Lá estava ele, um herói trágico tentando fazer piada com os desvios do próprio destino, diante de uma plateia dividida entre a compaixão e a admiração por aqueles dois anos de ensaio para a fama que não veio. Pete Best não foi o que poderia ter sido – mas quem de nós não pensa isso sobre si mesmo de vez em quando.
Enquanto Pete Best é um quase-beatle de verdade sem fama nem glória, The Beats são beatles de mentira com sua parcela de fama e público assegurada. Imitando a banda mais famosa do mundo, os argentinos levam ao paroxismo a obsessão pela cópia: gravam nos mesmos estúdios, recuperam no porão de uma gravadora os instrumentos originais, emulam figurinos, cortes de cabelo, timbres de voz.
Cada acorde executado no palco soa exatamente como nos álbuns dos Beatles, e mesmo assim eles gravam seus próprios discos – por motivos que, confesso, me escapam.
Houve uma época em que imitar um grande artista era o caminho para tornar-se também um mestre.Copiar era uma forma de aperfeiçoar-se na técnica, e a originalidade (ou falta de) não definia o valor artístico de uma obra – até a Renascença, uma banda cover perfeita poderia ter um prestígio semelhante ao da banda original.

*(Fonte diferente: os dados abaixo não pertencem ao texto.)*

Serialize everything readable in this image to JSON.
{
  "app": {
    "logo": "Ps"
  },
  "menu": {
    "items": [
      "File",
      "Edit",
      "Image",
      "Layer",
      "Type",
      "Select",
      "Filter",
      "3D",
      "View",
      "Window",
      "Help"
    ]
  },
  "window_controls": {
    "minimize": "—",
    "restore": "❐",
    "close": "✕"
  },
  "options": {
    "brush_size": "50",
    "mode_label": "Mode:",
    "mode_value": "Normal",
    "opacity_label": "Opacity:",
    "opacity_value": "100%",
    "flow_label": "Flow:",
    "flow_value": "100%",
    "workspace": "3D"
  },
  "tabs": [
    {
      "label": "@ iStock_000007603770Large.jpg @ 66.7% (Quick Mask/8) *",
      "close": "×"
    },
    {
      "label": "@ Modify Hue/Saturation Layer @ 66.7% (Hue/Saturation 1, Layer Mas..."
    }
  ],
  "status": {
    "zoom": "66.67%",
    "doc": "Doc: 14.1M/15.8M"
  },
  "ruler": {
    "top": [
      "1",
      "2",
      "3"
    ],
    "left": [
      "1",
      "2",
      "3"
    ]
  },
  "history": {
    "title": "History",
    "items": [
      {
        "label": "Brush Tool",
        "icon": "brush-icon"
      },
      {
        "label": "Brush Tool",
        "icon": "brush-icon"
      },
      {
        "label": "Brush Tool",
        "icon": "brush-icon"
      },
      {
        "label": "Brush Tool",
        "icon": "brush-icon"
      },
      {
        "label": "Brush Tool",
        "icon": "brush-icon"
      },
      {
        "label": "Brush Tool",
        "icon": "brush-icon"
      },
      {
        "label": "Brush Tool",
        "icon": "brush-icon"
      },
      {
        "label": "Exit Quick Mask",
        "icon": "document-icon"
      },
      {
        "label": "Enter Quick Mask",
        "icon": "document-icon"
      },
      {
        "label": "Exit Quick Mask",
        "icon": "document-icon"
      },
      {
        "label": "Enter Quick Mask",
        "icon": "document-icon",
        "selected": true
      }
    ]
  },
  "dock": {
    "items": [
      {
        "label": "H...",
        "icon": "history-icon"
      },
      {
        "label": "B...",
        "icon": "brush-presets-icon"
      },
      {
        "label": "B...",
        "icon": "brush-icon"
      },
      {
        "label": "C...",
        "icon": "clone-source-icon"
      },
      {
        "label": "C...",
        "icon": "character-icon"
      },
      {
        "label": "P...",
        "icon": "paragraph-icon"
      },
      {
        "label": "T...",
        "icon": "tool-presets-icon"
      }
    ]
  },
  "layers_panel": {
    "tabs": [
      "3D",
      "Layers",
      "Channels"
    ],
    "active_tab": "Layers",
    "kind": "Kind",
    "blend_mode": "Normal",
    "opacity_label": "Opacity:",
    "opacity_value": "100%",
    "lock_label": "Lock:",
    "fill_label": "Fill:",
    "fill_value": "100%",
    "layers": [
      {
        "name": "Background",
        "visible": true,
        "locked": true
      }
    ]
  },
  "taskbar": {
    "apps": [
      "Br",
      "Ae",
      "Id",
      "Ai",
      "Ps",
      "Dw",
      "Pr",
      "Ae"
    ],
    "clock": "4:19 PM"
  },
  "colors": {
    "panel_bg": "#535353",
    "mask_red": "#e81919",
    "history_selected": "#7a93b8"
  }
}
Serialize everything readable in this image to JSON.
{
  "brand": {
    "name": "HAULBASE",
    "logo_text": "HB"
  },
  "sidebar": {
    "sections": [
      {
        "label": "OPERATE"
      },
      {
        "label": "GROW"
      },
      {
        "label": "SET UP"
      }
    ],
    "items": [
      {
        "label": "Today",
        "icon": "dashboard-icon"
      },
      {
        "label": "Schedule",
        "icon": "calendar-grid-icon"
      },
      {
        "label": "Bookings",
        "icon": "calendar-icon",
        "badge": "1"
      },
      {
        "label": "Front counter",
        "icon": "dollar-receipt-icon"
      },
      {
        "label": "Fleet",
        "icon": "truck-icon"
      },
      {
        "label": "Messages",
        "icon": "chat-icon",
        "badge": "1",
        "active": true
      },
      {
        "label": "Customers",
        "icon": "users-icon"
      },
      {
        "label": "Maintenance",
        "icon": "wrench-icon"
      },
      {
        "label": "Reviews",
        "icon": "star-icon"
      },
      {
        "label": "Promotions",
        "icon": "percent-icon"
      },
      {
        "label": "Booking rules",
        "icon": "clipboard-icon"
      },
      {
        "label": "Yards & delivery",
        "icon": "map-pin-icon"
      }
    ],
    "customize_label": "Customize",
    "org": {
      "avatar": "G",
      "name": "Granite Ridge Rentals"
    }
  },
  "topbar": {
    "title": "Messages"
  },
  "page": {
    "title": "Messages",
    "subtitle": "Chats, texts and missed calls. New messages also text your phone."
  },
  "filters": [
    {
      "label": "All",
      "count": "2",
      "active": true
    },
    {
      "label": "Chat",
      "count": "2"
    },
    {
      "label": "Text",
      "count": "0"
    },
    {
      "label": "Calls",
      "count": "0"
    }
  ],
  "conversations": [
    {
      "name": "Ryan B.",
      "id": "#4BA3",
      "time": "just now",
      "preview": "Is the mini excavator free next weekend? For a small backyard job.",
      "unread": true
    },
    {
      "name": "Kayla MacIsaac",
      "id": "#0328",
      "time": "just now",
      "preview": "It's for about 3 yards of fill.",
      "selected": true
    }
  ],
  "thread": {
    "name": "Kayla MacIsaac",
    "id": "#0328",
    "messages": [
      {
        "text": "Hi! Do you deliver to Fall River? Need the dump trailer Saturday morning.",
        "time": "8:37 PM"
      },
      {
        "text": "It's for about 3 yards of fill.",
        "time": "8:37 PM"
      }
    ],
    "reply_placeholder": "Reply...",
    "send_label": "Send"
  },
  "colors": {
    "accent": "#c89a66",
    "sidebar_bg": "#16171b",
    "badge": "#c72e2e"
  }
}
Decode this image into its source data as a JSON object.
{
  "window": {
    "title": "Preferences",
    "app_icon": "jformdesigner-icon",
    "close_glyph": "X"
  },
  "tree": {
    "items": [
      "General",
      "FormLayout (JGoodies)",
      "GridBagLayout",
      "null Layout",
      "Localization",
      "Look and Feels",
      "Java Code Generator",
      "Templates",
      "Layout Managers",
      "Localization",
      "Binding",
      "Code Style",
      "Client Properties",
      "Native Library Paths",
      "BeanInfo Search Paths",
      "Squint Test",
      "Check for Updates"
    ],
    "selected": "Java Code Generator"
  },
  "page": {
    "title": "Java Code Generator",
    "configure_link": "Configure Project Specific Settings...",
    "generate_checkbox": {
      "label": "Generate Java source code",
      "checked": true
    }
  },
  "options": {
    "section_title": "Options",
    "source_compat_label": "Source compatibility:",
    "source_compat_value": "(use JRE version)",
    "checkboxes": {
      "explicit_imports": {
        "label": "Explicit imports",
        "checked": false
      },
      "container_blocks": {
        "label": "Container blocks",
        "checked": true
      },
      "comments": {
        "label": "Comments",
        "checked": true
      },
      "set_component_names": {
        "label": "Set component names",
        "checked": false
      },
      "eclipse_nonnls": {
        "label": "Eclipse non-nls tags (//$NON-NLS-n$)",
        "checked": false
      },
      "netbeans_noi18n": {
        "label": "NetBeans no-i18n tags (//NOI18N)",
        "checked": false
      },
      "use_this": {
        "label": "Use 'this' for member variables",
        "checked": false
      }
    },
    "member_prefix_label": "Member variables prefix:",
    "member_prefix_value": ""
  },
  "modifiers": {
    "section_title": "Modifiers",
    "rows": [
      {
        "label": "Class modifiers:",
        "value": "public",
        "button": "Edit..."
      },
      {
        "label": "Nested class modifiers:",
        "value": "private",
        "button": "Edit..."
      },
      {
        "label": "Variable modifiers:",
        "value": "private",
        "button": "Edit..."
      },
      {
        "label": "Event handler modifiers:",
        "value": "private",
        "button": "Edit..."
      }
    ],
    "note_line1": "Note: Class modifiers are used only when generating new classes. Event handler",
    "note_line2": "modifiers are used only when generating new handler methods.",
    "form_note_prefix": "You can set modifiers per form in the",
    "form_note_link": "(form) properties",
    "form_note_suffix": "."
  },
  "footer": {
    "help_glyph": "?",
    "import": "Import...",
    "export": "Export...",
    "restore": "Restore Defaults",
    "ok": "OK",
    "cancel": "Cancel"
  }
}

Hoje se acredita que somos nós, os espectadores, que atribuímos o valor que uma obra tem – baseados não apenas no gosto pessoal, mas no que sabemos sobre a obra (o que dizem os críticos, os especialistas, o mercado), no lugar em que estão (em um museu ou em uma estação de metrô) e no que nossa época e nosso grupo social nos levam a acreditar (a respeito, por exemplo, de valores como a originalidade).
Para a sensibilidade dos nossos dias, uma banda que imita outra sempre será uma atração menor – por mais perfeita que soe tecnicamente. O cover é uma espécie de faz-de-conta de adultos, a encenação de uma experiência musical marcante.
E quanto mais obstinadamente igual, mais confunde nossa sensibilidade: se a fidelidade ao original nos conforta, a previsibilidade quase mecânica e a ausência de espaço para a criação nos conduzem não a uma verdadeira experiência estética, mas a uma espécie de museu de cera das emoções que, um dia, o original nos despertou.